Proof of Proposition 2 (G is not ambiguous)

We are going to prove this proposition by structural induction. Let x be a string in L(G).

base case: x = lambda. In this case, there can be only one derivation tree for x: the one obtained by applying the production S -> lambda.
inductive step: x = a y b z, with y in L(G₁) and z in L(G). Observe that y and z are uniquely defined by these properties. Namely, if x = a v b w, with v in L(G₁) and w in L(G), then y = v and z = w.
In fact, assume by contradition that y and v are different, and consider the case that y is a prefix of v. But then we must have v = y b v' for some v'. By definition of L₁, #_a(y) >= 1 + #_b(y) holds, which implies that y is not in L₁. Contradiction.
The case in which v is a prefix of y is analogous.
Since y and v are equal, also z and w must be equal.

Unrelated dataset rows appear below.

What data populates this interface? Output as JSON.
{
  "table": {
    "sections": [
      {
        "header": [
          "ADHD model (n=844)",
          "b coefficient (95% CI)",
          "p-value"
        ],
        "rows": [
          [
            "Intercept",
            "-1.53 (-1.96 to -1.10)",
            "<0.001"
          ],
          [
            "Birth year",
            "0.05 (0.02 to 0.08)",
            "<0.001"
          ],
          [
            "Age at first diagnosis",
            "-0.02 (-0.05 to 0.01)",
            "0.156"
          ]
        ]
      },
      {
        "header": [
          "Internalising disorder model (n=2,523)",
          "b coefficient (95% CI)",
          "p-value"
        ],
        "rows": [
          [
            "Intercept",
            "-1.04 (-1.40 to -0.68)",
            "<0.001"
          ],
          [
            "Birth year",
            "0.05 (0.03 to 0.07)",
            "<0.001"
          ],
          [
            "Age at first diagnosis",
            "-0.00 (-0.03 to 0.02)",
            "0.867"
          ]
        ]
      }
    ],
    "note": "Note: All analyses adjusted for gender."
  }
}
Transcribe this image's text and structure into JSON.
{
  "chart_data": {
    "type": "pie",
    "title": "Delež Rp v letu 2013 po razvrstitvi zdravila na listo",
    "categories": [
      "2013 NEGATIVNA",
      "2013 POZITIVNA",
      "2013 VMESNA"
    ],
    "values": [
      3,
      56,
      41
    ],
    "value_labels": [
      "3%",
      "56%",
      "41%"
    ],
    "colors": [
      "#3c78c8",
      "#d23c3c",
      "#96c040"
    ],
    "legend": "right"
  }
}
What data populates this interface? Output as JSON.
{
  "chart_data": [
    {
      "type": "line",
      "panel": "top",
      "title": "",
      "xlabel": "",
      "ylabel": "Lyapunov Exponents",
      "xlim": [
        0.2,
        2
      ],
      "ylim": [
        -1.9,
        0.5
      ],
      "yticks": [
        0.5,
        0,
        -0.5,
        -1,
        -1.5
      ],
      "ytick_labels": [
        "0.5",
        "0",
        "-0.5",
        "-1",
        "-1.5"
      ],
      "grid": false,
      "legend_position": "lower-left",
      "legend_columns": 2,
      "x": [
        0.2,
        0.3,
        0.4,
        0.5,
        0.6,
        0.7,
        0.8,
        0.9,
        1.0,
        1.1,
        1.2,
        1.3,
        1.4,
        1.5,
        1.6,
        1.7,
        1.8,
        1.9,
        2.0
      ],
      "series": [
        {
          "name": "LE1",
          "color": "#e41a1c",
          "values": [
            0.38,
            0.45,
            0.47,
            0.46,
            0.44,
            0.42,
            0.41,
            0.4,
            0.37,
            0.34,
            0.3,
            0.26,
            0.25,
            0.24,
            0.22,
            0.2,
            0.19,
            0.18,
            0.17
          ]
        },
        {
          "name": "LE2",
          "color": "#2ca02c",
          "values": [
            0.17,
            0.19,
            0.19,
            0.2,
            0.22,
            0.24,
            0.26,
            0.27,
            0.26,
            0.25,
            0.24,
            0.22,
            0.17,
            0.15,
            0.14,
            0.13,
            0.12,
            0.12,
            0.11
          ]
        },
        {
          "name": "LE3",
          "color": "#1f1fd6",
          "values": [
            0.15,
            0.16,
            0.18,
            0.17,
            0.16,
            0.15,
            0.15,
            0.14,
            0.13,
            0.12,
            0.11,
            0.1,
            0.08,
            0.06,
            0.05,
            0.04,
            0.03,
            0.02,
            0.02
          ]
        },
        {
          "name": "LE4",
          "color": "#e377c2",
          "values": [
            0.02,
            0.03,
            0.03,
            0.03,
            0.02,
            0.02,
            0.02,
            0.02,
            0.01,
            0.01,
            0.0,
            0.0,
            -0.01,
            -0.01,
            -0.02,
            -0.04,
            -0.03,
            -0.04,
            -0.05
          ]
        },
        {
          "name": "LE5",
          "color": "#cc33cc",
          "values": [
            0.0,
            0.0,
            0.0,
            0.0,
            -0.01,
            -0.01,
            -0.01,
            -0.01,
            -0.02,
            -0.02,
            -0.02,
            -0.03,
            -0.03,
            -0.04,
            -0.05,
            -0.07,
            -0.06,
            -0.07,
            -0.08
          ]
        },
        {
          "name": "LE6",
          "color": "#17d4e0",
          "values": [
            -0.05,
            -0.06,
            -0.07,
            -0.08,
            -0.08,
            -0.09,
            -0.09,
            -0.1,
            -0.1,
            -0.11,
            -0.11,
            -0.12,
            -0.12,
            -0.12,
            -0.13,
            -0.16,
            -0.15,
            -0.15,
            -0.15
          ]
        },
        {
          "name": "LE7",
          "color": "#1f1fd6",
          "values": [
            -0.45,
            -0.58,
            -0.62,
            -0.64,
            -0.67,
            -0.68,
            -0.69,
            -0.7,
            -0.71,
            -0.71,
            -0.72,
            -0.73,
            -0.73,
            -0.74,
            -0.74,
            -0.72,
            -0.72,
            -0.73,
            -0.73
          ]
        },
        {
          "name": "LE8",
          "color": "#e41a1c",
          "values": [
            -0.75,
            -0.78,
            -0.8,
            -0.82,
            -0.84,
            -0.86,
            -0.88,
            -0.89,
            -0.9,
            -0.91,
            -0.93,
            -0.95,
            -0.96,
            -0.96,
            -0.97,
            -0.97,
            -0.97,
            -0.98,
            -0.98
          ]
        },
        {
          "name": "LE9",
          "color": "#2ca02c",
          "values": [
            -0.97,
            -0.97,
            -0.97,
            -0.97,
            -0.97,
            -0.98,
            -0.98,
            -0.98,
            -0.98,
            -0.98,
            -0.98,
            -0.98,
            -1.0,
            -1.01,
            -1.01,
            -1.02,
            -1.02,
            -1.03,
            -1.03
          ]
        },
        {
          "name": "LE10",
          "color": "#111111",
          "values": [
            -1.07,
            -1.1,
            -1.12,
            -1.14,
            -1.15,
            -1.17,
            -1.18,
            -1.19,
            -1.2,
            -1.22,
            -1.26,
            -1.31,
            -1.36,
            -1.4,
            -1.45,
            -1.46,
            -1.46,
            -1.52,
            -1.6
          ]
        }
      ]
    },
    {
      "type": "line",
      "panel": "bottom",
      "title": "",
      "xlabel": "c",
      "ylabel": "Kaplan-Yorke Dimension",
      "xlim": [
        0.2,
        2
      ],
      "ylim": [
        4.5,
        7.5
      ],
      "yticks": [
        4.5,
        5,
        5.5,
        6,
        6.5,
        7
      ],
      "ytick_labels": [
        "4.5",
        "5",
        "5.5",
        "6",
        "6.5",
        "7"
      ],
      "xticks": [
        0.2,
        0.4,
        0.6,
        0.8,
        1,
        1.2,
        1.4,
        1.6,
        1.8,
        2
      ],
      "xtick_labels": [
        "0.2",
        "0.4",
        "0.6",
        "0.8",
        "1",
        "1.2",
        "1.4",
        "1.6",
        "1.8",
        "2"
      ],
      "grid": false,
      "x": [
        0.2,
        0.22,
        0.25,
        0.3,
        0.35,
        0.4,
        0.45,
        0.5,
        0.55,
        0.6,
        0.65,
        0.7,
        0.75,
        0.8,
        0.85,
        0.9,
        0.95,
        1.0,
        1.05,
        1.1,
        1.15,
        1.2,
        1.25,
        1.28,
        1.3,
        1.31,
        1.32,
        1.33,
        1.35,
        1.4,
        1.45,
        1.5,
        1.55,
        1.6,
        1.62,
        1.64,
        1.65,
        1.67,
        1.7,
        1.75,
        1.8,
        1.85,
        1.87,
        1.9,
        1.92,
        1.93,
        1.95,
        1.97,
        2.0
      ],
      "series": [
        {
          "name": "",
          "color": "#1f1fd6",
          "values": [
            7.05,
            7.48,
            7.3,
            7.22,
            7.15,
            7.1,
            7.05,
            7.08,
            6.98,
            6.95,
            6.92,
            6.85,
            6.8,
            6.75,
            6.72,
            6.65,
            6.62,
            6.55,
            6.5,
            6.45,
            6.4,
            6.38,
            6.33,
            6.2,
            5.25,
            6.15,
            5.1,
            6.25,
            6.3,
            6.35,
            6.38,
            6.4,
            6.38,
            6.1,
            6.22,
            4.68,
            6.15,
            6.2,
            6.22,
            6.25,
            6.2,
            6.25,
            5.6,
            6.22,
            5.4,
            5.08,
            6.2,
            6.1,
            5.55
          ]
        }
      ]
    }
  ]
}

Now, by inductive hypothesis, y and z must have each a unique derivation tree, with roots T and S respectively. Let us call these trees ty and tz respectively. We have that x admits only one derivation tree, which is the following one:
```
           S
        // | \
      a T  b  S
        |     |
        ty    tz
    
```
inductive step: x = b y a z, with y in L(G₂) and z in L(G). The proof is analogous to previous case.